The surface tension ranges from 29.5 mN/m to 35.52 mN/m, which proves the surface activity. An aqueous solution of alkyl polyglycosides decreases the surface tension of water (~73 mN/m at 20 °C) markedly.

Environmental fate and pathways
All substances within the category are readily biodegradable. Despite the good water solubility, they do not hydrolyse under environmental conditions (hydrolytically stable at pH = 4, 7 and 9) and their bioaccumulation potential is low due to the low log Kow (-0.07 to 1.77). The vapour pressure is also low and a low henry’s law constant indicates that they will not evaporate into the air phase from water. However, if emitted into the air the category members are susceptible to indirect photodegradation (DT50 < 24 h). Adsorption, e.g. on soil, is not expected as indicated by the low log Koc (1.7 at 25 °C, measured and 0.7 – 1.7 calculated).

Ecotoxicity
Acute toxicity studies show a potential to be harmful for aquatic organisms with the exception of microorganisms. A positive correlation with fatty alcohol chain length can be observed. D Glucopyranose, oligomeric, C10-16-alkyl glycosides shows the highest harmful potential (LC50 fish = 2.95 mg/L, EC50 daphnia = 7 mg/L, EC50 algae = 12.5 mg/L). With decreasing chain length of the fatty alcohol moiety the toxicity decreases. The trend is shown for acute daphnia, fish and algae. For microorganisms a toxicity level of EC50 > 560 mg/L as lowest value was measured.

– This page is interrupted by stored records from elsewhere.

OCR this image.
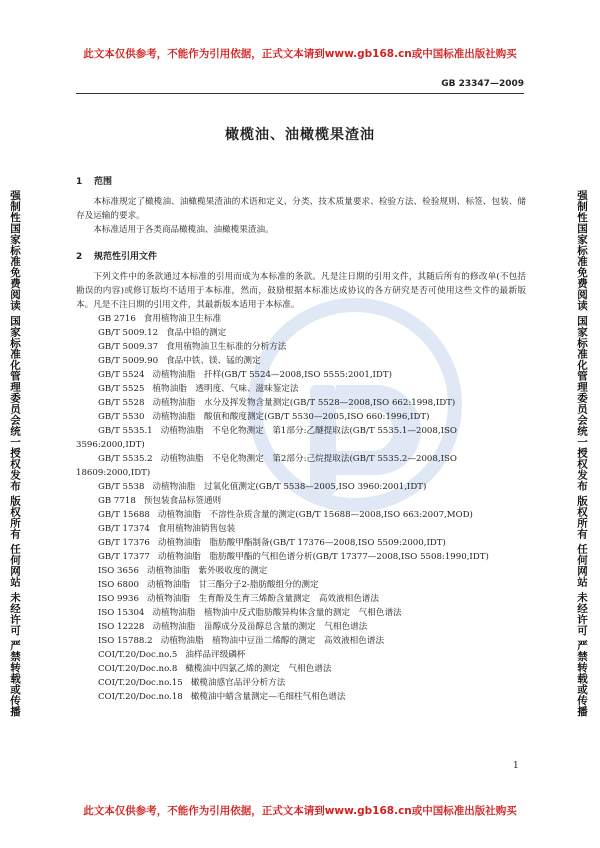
此文本仅供参考，不能作为引用依据，正式文本请到www.gb168.cn或中国标准出版社购买
GB 23347—2009
强制性国家标准免费阅读 国家标准化管理委员会统一授权发布 版权所有 任何网站 未经许可 严禁转载或传播	强制性国家标准免费阅读 国家标准化管理委员会统一授权发布 版权所有 任何网站 未经许可 严禁转载或传播
橄榄油、油橄榄果渣油
1 范围

本标准规定了橄榄油、油橄榄果渣油的术语和定义、分类、技术质量要求、检验方法、检验规则、标签、包装、储存及运输的要求。

本标准适用于各类商品橄榄油、油橄榄果渣油。

2 规范性引用文件

下列文件中的条款通过本标准的引用而成为本标准的条款。凡是注日期的引用文件，其随后所有的修改单(不包括勘误的内容)或修订版均不适用于本标准，然而，鼓励根据本标准达成协议的各方研究是否可使用这些文件的最新版本。凡是不注日期的引用文件，其最新版本适用于本标准。

GB 2716 食用植物油卫生标准
GB/T 5009.12 食品中铅的测定
GB/T 5009.37 食用植物油卫生标准的分析方法
GB/T 5009.90 食品中铁、镁、锰的测定
GB/T 5524 动植物油脂　扦样(GB/T 5524—2008,ISO 5555:2001,IDT)
GB/T 5525 植物油脂　透明度、气味、滋味鉴定法
GB/T 5528 动植物油脂　水分及挥发物含量测定(GB/T 5528—2008,ISO 662:1998,IDT)
GB/T 5530 动植物油脂　酸值和酸度测定(GB/T 5530—2005,ISO 660:1996,IDT)
GB/T 5535.1 动植物油脂　不皂化物测定　第1部分:乙醚提取法(GB/T 5535.1—2008,ISO 3596:2000,IDT)
GB/T 5535.2 动植物油脂　不皂化物测定　第2部分:己烷提取法(GB/T 5535.2—2008,ISO 18609:2000,IDT)
GB/T 5538 动植物油脂　过氧化值测定(GB/T 5538—2005,ISO 3960:2001,IDT)
GB 7718 预包装食品标签通则
GB/T 15688 动植物油脂　不溶性杂质含量的测定(GB/T 15688—2008,ISO 663:2007,MOD)
GB/T 17374 食用植物油销售包装
GB/T 17376 动植物油脂　脂肪酸甲酯制备(GB/T 17376—2008,ISO 5509:2000,IDT)
GB/T 17377 动植物油脂　脂肪酸甲酯的气相色谱分析(GB/T 17377—2008,ISO 5508:1990,IDT)
ISO 3656 动植物油脂　紫外吸收度的测定
ISO 6800 动植物油脂　甘三酯分子2-脂肪酸组分的测定
ISO 9936 动植物油脂　生育酚及生育三烯酚含量测定　高效液相色谱法
ISO 15304 动植物油脂　植物油中反式脂肪酸异构体含量的测定　气相色谱法
ISO 12228 动植物油脂　甾醇成分及甾醇总含量的测定　气相色谱法
ISO 15788.2 动植物油脂　植物油中豆甾二烯醇的测定　高效液相色谱法
COI/T.20/Doc.no.5 油样品评级磷杯
COI/T.20/Doc.no.8 橄榄油中四氯乙烯的测定　气相色谱法
COI/T.20/Doc.no.15 橄榄油感官品评分析方法
COI/T.20/Doc.no.18 橄榄油中蜡含量测定—毛细柱气相色谱法
1
此文本仅供参考，不能作为引用依据，正式文本请到www.gb168.cn或中国标准出版社购买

For chronic toxicity to aquatic organisms a worst case scenario has to be adopted, because read-across was done with the most harmful substance (proved in acute aquatic toxicity studies) CAS-No. 110615 47 9, D-Glucopyranose, oligomeric, C10-16-alkyl glycosides. For fish a NOEC of 1.8 mg/L and for daphnia a NOEC of 1 mg/L was found.

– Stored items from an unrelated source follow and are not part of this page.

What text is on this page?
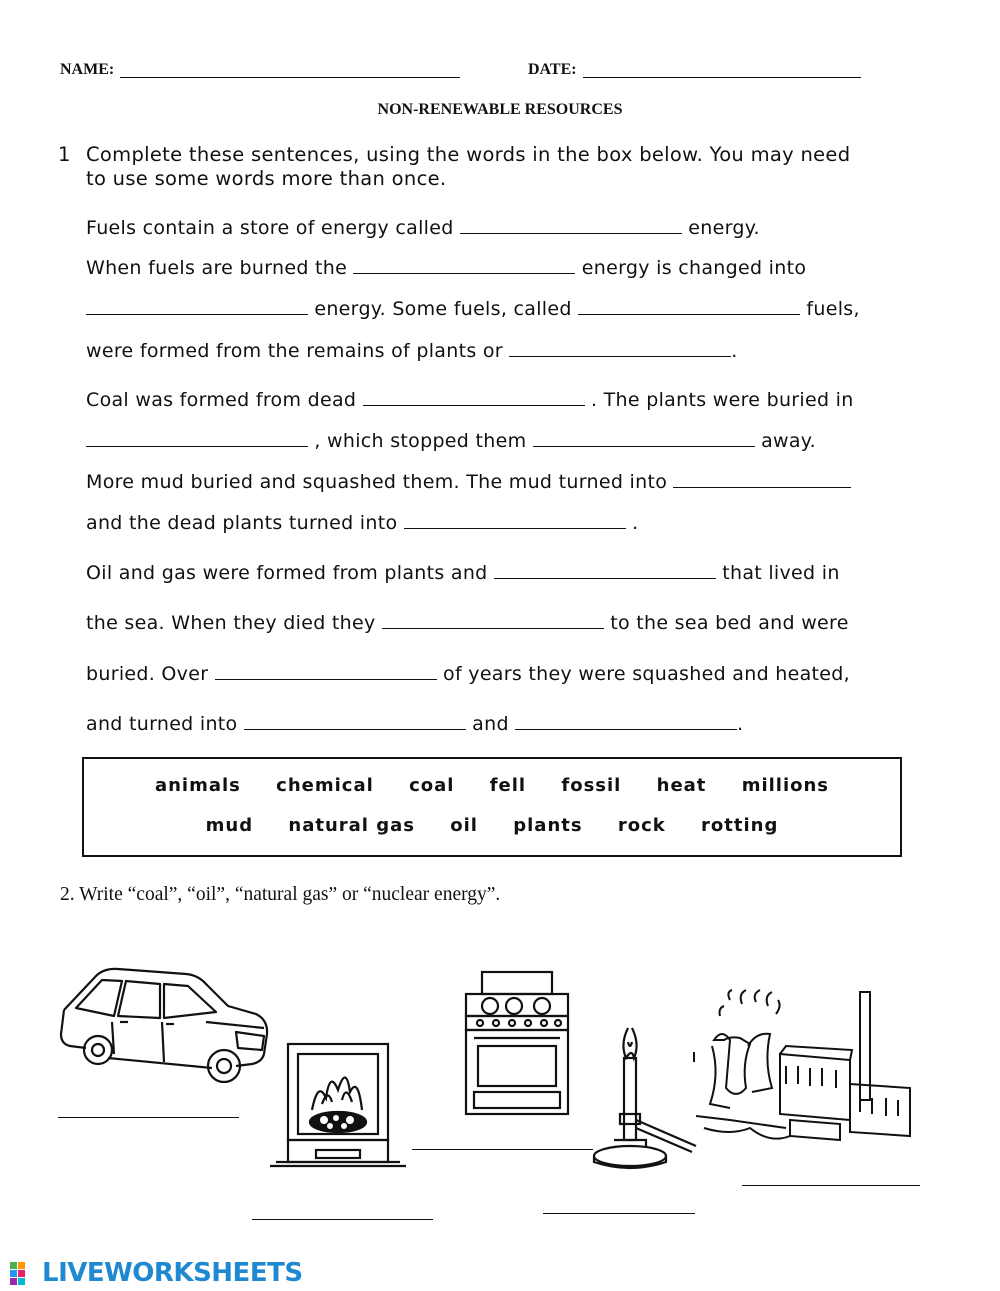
NAME:	DATE:
NON-RENEWABLE RESOURCES
1 Complete these sentences, using the words in the box below. You may need
to use some words more than once.
Fuels contain a store of energy called	energy.
When fuels are burned the	energy is changed into
energy. Some fuels, called	fuels,
were formed from the remains of plants or	.
Coal was formed from dead	. The plants were buried in
, which stopped them	away.
More mud buried and squashed them. The mud turned into
and the dead plants turned into	.
Oil and gas were formed from plants and	that lived in
the sea. When they died they	to the sea bed and were
buried. Over	of years they were squashed and heated,
and turned into	and	.
animals chemical coal fell fossil heat millions
mud natural gas oil plants rock rotting
2. Write “coal”, “oil”, “natural gas” or “nuclear energy”.
LIVEWORKSHEETS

Sediment toxicity, toxicity to terrestrial macroorganisms except arthropods and toxicity to terrestrial plants show a different pattern. For these organisms none of the category members shows any harmful effects (LC50 > 650 mg/kg for sediment toxicity, LC0 > 654 mg/kg for toxicity to terrestrial macroorganisms and terrestrial plants).

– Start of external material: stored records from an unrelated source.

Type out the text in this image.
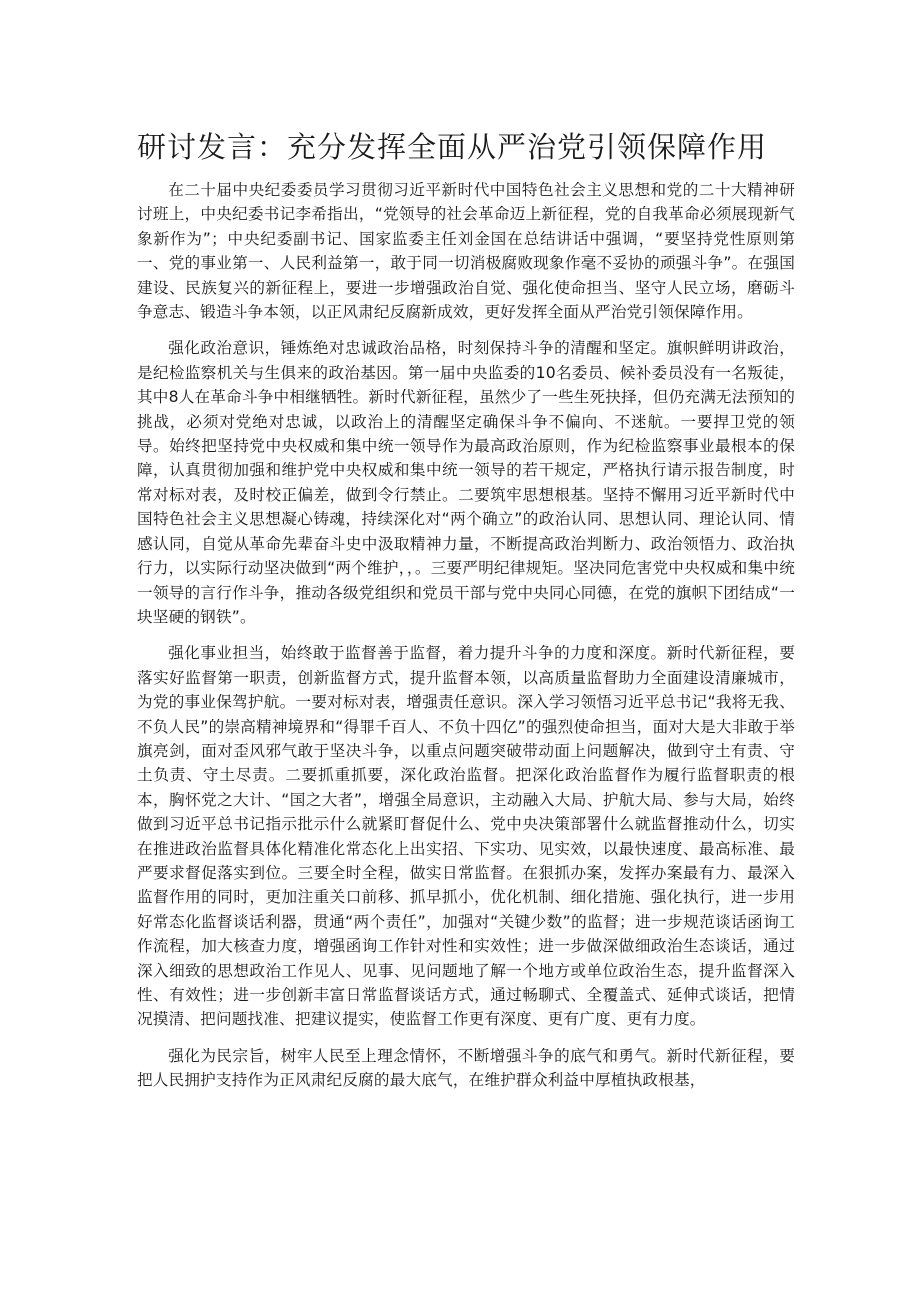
研讨发言：充分发挥全面从严治党引领保障作用

在二十届中央纪委委员学习贯彻习近平新时代中国特色社会主义思想和党的二十大精神研讨班上，中央纪委书记李希指出，“党领导的社会革命迈上新征程，党的自我革命必须展现新气象新作为”；中央纪委副书记、国家监委主任刘金国在总结讲话中强调，“要坚持党性原则第一、党的事业第一、人民利益第一，敢于同一切消极腐败现象作毫不妥协的顽强斗争”。在强国建设、民族复兴的新征程上，要进一步增强政治自觉、强化使命担当、坚守人民立场，磨砺斗争意志、锻造斗争本领，以正风肃纪反腐新成效，更好发挥全面从严治党引领保障作用。

强化政治意识，锤炼绝对忠诚政治品格，时刻保持斗争的清醒和坚定。旗帜鲜明讲政治，是纪检监察机关与生俱来的政治基因。第一届中央监委的10名委员、候补委员没有一名叛徒，其中8人在革命斗争中相继牺牲。新时代新征程，虽然少了一些生死抉择，但仍充满无法预知的挑战，必须对党绝对忠诚，以政治上的清醒坚定确保斗争不偏向、不迷航。一要捍卫党的领导。始终把坚持党中央权威和集中统一领导作为最高政治原则，作为纪检监察事业最根本的保障，认真贯彻加强和维护党中央权威和集中统一领导的若干规定，严格执行请示报告制度，时常对标对表，及时校正偏差，做到令行禁止。二要筑牢思想根基。坚持不懈用习近平新时代中国特色社会主义思想凝心铸魂，持续深化对“两个确立”的政治认同、思想认同、理论认同、情感认同，自觉从革命先辈奋斗史中汲取精神力量，不断提高政治判断力、政治领悟力、政治执行力，以实际行动坚决做到“两个维护，，。三要严明纪律规矩。坚决同危害党中央权威和集中统一领导的言行作斗争，推动各级党组织和党员干部与党中央同心同德，在党的旗帜下团结成“一块坚硬的钢铁”。

强化事业担当，始终敢于监督善于监督，着力提升斗争的力度和深度。新时代新征程，要落实好监督第一职责，创新监督方式，提升监督本领，以高质量监督助力全面建设清廉城市，为党的事业保驾护航。一要对标对表，增强责任意识。深入学习领悟习近平总书记“我将无我、不负人民”的崇高精神境界和“得罪千百人、不负十四亿”的强烈使命担当，面对大是大非敢于举旗亮剑，面对歪风邪气敢于坚决斗争，以重点问题突破带动面上问题解决，做到守土有责、守土负责、守土尽责。二要抓重抓要，深化政治监督。把深化政治监督作为履行监督职责的根本，胸怀党之大计、“国之大者”，增强全局意识，主动融入大局、护航大局、参与大局，始终做到习近平总书记指示批示什么就紧盯督促什么、党中央决策部署什么就监督推动什么，切实在推进政治监督具体化精准化常态化上出实招、下实功、见实效，以最快速度、最高标准、最严要求督促落实到位。三要全时全程，做实日常监督。在狠抓办案，发挥办案最有力、最深入监督作用的同时，更加注重关口前移、抓早抓小，优化机制、细化措施、强化执行，进一步用好常态化监督谈话利器，贯通“两个责任”，加强对“关键少数”的监督；进一步规范谈话函询工作流程，加大核查力度，增强函询工作针对性和实效性；进一步做深做细政治生态谈话，通过深入细致的思想政治工作见人、见事、见问题地了解一个地方或单位政治生态，提升监督深入性、有效性；进一步创新丰富日常监督谈话方式，通过畅聊式、全覆盖式、延伸式谈话，把情况摸清、把问题找准、把建议提实，使监督工作更有深度、更有广度、更有力度。

强化为民宗旨，树牢人民至上理念情怀，不断增强斗争的底气和勇气。新时代新征程，要把人民拥护支持作为正风肃纪反腐的最大底气，在维护群众利益中厚植执政根基，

Despite the harmful effects to aquatic organisms there is no classification needed, because all category members are readily biodegradable and have a log Kow < 3.

Human toxicity
Alkyl polyglycosides have a common metabolic fate that involves hydrolysis of the ß-glycosidic bond to the fatty alcohol and glucose.
Glucose and glucose oligomers enter the carbohydrate metabolic pathway and are catabolised. Fatty alcohols, representing the main difference in the structure of different alkyl polyglycosides, are oxidized to the corresponding fatty acid and fed into physiological pathways like the citric acid cycle, sugar synthesis and lipid synthesis.
Since the category chemicals differ from each other only by the number of -CH2- units, the category is very homogenous and it is assumed that either each category member exhibits the same toxic mode of action or there will be an evident relationship between chain length and the toxicological properties.
Existing data indicate that the skin irritation potential increases with increasing chain length. An alkyl compound consisting of eleven carbon atoms thereby represents the breaking point for classification.
The eye irritation toxicity of the compounds in this category is predicted to require the labelling "risk of serious damage to eyes" (R41), since all tested alkyl polyglycosides display a severe eye irritating potential.
The potential to provoke skin sensitization is considered to be very low, based on the known properties of the predictable metabolites as well as on the results of all tested category members covering a carbon chain range from C6 to C16.
The systemic toxicity of the compounds in this category is predicted to be very low, based on the known properties of the predictable metabolites (fatty acids and glucose).